Like a lot of Thompson's work, it has the faint feel of being made up as she went along. Specifically, we are given a lot of details about Ozamaland early on that aren't really relevant to anything. It's on a continent called Tarara, sharing it with another country called Amaland; the people of Ozamaland wear white and are divided between the nobles who live in the White City and the "natives" who live in the jungles and deserts, while the people of Amaland wear gray. None of this matters in the end. One wonders if Thompson was setting up stuff she could use at the novel's end if the Crescent Moon made it to Ozamaland with fifty pages left to fill up, but then the Crescent Moon made it there with only twenty pages to fill up. I'd like to read a sequel that delved into all this a bit more—and why, as has tantalized me ever since I was a child, the name of the country has "Oz" in it. It seems to me there are some stories there. (There is a four-book fan series called The Royal Explorers of Oz that follows up on elements of this book, but I don't know if it explores what I am interested. Alas, at over $40 it's a bit of a plunge to take on the work of unknown-to-me authors.)
My son and I didn't move as quickly through this as our last couple, but he did seem pretty into it, especially the descriptions of many of the strange and unusual animals they encountered. When I asked him if he liked it, he said he liked all of the parts. (Unlike some other Oz books, there's not really any extended sequence of "bad things" happening to our protagonists, which is always what he complains about.) It was a good one to read aloud, though the early sections gave my throat quite a workout having to do a pirate voice, a pompous monarch voice, and a bird voice! I was very grateful when Tandy showed up.

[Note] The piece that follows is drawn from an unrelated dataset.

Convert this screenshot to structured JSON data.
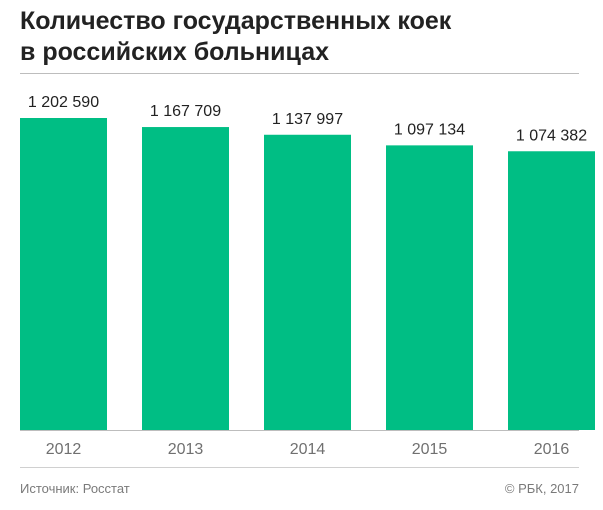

(Many pedants like to point out that this book, despite the title, has no scenes set in Oz... but that's not true, because every island that the Crescent Moon visits is absorbed into Oz. Captain Salt is in Oz all the time!)
* * *
This book marks two years of reading Oz aloud to my son, who was not quite three when we started and is now not quite five. (I am writing this ten days before its posting date, which is a day before his birthday.) In the first year, we read an astounding twenty-three Oz books; this year we read sixteen more, which is not quite as fast but still pretty respectable. This covered books five through sixteen of Ruth Plumly Thompson's nineteen-book run, plus a four of Baum's "borderlands" books. All the Thompsons have essentially been new to me, so unlike the first year of this project, which was largely nostalgic, this has been one of discovery. I don't always like her choices, but almost all of them have been worth reading. The few borderlands books we did have been fun to revisit through a child's eyes; I have more appreciation of, say, Dot and Tot of Merryland and Queen Zixi of Ix now (though less for The Master Key and The Enchanted Island of Yew).
Though his interest ebbs and flows in its precise intensity, he seems as in to them as ever, and we have maintained a fairly consistent pace of late. The other day, he spent a morning drawing me a bunch of strange creatures that he said were from Oz, and indeed, they seemed pretty Ozzy.
It's funny; at this point his reading of the early books was so long ago he scarcely remembers them. Around the time we read Kabumpo in Oz, he told me that Dorothy, Ozma, Trot, and Betsy were his favorite characters; a month ago he did not remember who Trot and Betsy were! Once we get to the end we can go back to the beginning and it will all be new to him. I am looking forward to getting out of the Thompsons soon and discovering other flavors of post-Baum Oz, but I also know a lot of those books are more interested in the specific details of Baum which my son has totally forgotten!